The castellan dropped the book abruptly. He looked at Jo, his eyes suddenly naked with emotion. “There’ll be no etiquette lesson today,” he said gruffly. With long, swift strides he made for the stairwell and hurried out the door.
Chapter VI
Sir Lile Graybow smiled his approval as Jo crossed the floor between them. She grinned back, then looked down at herself. She had polished her dark maroon boots until they shone, the silver clasps glistening against the heavy leather. Her new breeches, provided by the baroness for tonights ceremony, were midnight blue and made of a light, summery cloth.
Jo picked at the nape and said, “These aren’t likely to last long,” she said, somewhat scornfully.
The castellan laughed, and Jo shyly smiled at him. “Jo,” the man said, “these are pants to wear only on special occasions—perhaps even only this once.”
Jo frowned. “To wear only once?” she asked, perplexed. “Isn’t th
at awfully extravagant? Can the baroness afford breeches for everyone for every occasion?” she asked anxiously.
The castellan rubbed his heavy jowls. “What is the matter with you, my dear?” he asked kindly, though he tried to mask that by making his voice even more gruff. His pale blue eyes almost disappeared in the folds of his face.
Then realization touched his face. “Ah,” he said quietly. “Were you very poor?”
Jo blinked once or twice rapidly. Sir Graybow had a most disconcerting habit of asking astute questions. She walked toward one of the tower’s windows. She could see servants scurrying about below in preparation for the night’s festivities. She turned to face the castellan. “Yes,” she said simply, “I was very poor”
“Tell me about your parents,” Sir Graybow suggested. He sat down on one of the nearby settees. Jo leaned against the rough stuccoed wall and looked at the castellan, while Sir Graybow continued. “Flinn told me about them—how they never showed up at the port in Specularum as planned,” Graybow said gently. “What a terrible loss for a little girl.”

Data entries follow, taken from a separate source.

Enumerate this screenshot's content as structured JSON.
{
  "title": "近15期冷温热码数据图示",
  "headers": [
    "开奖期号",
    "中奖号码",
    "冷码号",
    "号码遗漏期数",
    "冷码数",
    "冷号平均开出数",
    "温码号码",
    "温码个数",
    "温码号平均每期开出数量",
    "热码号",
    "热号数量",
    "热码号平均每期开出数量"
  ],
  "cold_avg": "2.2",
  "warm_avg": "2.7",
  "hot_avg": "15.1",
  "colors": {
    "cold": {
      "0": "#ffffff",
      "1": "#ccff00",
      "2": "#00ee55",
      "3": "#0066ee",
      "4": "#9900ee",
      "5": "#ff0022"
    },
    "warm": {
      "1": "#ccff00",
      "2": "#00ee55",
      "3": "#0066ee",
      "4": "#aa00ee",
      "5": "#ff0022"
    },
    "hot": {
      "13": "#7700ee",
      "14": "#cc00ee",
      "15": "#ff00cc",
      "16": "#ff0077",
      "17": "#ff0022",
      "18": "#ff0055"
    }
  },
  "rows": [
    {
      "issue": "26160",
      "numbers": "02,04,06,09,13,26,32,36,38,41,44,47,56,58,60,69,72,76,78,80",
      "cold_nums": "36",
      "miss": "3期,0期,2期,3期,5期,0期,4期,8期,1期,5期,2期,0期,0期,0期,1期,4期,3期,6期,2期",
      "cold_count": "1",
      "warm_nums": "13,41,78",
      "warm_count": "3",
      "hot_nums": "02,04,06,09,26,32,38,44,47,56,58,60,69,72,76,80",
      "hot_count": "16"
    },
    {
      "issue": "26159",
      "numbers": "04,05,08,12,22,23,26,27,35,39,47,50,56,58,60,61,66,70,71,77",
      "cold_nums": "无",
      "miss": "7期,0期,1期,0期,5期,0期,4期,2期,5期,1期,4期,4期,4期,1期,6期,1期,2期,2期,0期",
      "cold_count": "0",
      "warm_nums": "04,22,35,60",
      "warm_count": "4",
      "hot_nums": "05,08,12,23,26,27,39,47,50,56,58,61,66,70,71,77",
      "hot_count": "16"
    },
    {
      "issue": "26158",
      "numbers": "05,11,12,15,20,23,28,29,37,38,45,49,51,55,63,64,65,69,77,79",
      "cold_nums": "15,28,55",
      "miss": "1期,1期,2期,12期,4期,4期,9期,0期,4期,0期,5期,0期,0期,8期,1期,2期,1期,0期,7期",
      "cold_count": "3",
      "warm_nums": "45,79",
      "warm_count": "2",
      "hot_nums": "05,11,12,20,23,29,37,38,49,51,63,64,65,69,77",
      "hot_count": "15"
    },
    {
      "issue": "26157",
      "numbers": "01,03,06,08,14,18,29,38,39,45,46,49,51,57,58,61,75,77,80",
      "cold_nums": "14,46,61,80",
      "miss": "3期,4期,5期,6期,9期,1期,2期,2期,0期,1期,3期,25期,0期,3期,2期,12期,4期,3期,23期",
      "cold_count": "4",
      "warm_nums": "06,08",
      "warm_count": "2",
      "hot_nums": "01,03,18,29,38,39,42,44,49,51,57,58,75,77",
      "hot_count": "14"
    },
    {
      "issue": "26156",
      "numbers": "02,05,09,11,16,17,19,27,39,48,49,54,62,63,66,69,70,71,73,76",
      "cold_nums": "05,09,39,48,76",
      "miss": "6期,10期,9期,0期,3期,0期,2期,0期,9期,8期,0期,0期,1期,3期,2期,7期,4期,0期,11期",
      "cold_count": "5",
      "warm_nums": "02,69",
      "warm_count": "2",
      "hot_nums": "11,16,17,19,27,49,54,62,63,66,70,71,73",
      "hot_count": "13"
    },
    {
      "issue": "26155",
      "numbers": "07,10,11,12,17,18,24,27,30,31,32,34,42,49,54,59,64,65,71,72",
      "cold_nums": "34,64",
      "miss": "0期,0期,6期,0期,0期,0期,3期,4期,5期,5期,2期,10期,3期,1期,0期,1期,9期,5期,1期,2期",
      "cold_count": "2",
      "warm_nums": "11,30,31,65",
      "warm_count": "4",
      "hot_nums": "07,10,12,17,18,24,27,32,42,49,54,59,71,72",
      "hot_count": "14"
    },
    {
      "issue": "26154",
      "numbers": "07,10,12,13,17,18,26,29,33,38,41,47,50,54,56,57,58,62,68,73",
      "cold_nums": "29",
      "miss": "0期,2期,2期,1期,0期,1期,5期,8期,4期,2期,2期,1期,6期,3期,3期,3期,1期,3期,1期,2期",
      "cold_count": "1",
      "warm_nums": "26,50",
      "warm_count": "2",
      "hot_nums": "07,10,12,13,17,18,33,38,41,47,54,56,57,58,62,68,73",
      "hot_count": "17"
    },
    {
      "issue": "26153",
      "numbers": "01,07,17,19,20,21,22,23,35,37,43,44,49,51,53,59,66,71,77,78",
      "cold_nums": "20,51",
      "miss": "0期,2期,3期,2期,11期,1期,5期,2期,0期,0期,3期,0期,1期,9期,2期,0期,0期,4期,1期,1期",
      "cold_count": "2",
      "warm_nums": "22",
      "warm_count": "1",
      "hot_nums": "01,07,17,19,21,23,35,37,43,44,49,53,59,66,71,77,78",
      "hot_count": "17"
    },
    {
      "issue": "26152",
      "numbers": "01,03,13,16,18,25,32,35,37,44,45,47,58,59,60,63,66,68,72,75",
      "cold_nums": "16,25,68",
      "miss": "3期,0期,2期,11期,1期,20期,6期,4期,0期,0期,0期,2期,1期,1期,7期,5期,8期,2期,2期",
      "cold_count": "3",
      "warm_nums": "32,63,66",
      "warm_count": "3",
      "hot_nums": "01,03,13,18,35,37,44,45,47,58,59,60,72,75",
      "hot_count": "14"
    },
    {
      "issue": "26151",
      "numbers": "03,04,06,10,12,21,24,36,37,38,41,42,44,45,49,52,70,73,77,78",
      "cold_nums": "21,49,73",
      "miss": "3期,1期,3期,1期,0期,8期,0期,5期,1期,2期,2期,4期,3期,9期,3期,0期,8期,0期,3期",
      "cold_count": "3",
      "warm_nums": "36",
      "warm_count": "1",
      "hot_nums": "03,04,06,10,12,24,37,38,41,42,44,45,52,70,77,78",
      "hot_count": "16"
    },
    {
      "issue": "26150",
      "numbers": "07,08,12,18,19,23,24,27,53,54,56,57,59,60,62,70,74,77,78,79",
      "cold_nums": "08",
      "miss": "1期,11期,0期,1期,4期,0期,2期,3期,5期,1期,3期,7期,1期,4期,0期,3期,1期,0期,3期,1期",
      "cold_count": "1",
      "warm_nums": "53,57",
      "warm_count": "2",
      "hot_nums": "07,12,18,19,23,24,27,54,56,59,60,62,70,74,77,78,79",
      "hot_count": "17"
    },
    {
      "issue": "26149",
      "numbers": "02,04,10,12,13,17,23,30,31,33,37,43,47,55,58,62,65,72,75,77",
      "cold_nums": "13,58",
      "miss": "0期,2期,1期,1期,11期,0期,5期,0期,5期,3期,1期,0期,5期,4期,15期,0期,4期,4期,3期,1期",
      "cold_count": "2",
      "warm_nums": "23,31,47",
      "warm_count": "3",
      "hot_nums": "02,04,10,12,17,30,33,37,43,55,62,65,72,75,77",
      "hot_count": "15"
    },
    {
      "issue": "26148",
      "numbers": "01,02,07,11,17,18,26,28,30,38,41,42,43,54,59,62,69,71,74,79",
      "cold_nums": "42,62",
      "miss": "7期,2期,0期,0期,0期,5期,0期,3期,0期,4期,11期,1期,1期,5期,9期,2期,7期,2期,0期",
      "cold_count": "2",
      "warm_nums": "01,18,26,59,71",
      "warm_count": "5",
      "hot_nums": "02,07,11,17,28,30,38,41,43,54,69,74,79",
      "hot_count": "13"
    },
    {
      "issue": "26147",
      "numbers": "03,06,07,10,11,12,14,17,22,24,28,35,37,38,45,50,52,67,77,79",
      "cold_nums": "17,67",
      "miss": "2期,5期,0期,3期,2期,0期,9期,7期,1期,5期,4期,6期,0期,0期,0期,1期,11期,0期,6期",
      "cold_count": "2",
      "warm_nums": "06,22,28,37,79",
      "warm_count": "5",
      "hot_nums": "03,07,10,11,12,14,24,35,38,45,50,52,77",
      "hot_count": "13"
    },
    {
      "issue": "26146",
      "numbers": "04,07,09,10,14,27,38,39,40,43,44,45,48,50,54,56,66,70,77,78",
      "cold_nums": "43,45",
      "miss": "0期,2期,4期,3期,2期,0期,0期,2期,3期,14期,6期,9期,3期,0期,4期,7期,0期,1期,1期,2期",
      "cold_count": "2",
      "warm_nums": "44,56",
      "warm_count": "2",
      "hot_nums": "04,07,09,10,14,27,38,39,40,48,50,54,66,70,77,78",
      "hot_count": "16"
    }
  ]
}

As always, Sir Graybow’s sensitivity undid her. Jo had never known anyone who was so habitually kind. Even Flinn had never been actually kind to her. Jo looked down at her hands, resting on her lap. Beneath her hands shone the golden yellow tunic of a squire. Midnight-blue threads created a swirling floral embroidery around the center of the tunic, and an intricate lacework about the tunic’s edges. Jo was proud to wear that tunic tonight, to be recognized before all the people of Penhaligon as worthy to wear it. She picked off a stray thread and then looked at Sir Graybow, who was sitting nearby and waiting patiently. Jo shrugged.
“Did you know I have a brother?” Jo asked quietly. “At least I think I have a brother. I remember my mother holding a crying baby and hugging him so fiercely he cried all the harder.”
“When was this?” Graybow asked gently. His face softened with concern.